Background: Cancer remains a leading cause of death worldwide. The progress in effective treatment has been hampered by challenges in personalized therapy, particularly in patients with comorbid conditions. The integration of artificial intelligence (AI) into patient profiling offers a promising approach to enhancing individualized anticancer therapy.
Objective: This narrative review explores the role of AI in refining anticancer therapy through personalized profiling, with a specific focus on cancer patients with co-morbid migraine.
Methods: A comprehensive literature search was conducted across multiple databases, including PubMed, Scopus, and Google Scholar. Studies were selected based on their relevance to AI applications in oncology and migraine management, with a focus on personalized medicine and predictive modeling. Key themes were synthesized to provide an overview of recent developments, challenges, and emerging directions.
Results: AI technologies such as machine learning (ML), deep learning (DL), and natural language processing (NLP) have become instrumental in discovery of genetic and molecular biomarkers to cancer and migraine.

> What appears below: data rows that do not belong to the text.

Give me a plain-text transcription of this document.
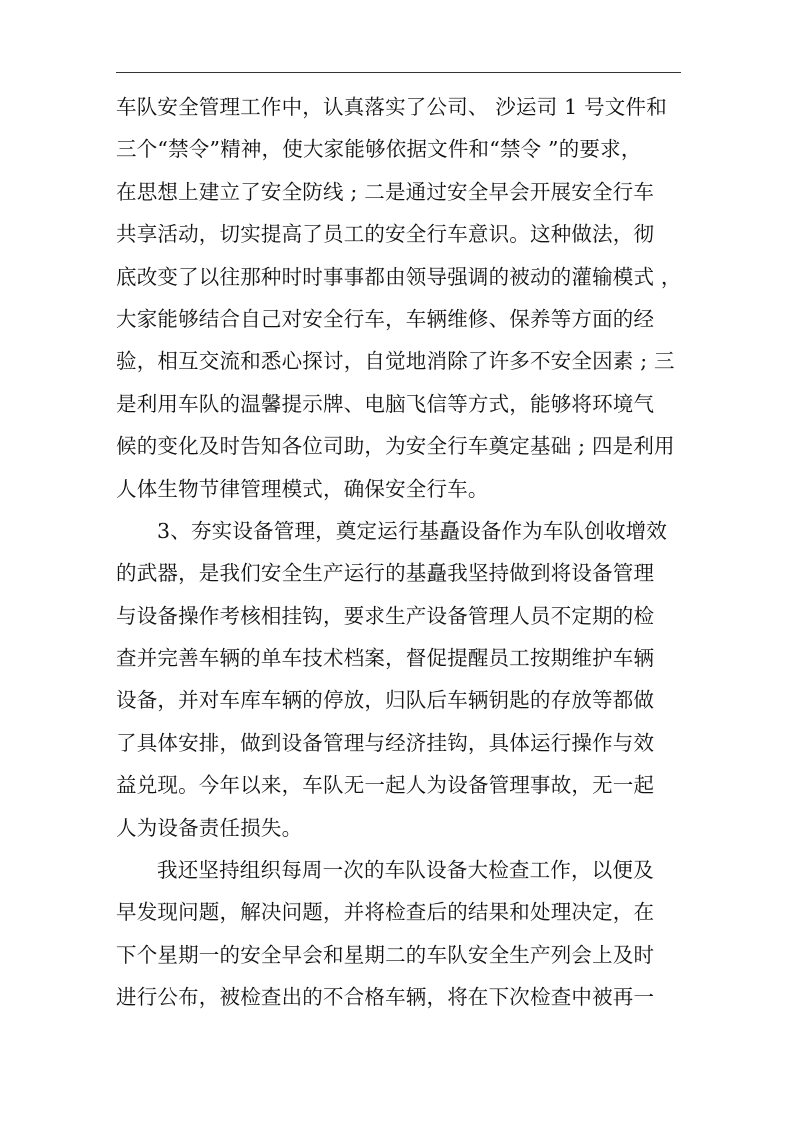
车队安全管理工作中，认真落实了公司、 沙运司 1 号文件和
三个“禁令”精神，使大家能够依据文件和“禁令 ”的要求，
在思想上建立了安全防线 ; 二是通过安全早会开展安全行车
共享活动，切实提高了员工的安全行车意识。这种做法，彻
底改变了以往那种时时事事都由领导强调的被动的灌输模式 ，
大家能够结合自己对安全行车，车辆维修、保养等方面的经
验，相互交流和悉心探讨，自觉地消除了许多不安全因素 ; 三
是利用车队的温馨提示牌、电脑飞信等方式，能够将环境气
候的变化及时告知各位司助，为安全行车奠定基础 ; 四是利用
人体生物节律管理模式，确保安全行车。
3、夯实设备管理，奠定运行基矗设备作为车队创收增效
的武器，是我们安全生产运行的基矗我坚持做到将设备管理
与设备操作考核相挂钩，要求生产设备管理人员不定期的检
查并完善车辆的单车技术档案，督促提醒员工按期维护车辆
设备，并对车库车辆的停放，归队后车辆钥匙的存放等都做
了具体安排，做到设备管理与经济挂钩，具体运行操作与效
益兑现。今年以来，车队无一起人为设备管理事故，无一起
人为设备责任损失。
我还坚持组织每周一次的车队设备大检查工作，以便及
早发现问题，解决问题，并将检查后的结果和处理决定，在
下个星期一的安全早会和星期二的车队安全生产列会上及时
进行公布，被检查出的不合格车辆，将在下次检查中被再一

These technologies also enable predictive analytics for assessing the impact of migraine on cancer therapy in co-morbid cases, predicting outcomes and provide clinical decision support systems (CDSS) for real-time treatment adjustments.
Conclusion: AI holds significant potential to improve the precision and effectiveness of cancer management and therapy, particularly for cancer patients with co-morbid migraine. Nevertheless, challenges remain over data integration, clinical validation, and ethical consideration, which must be addressed to appreciate the full potential for outlines approach.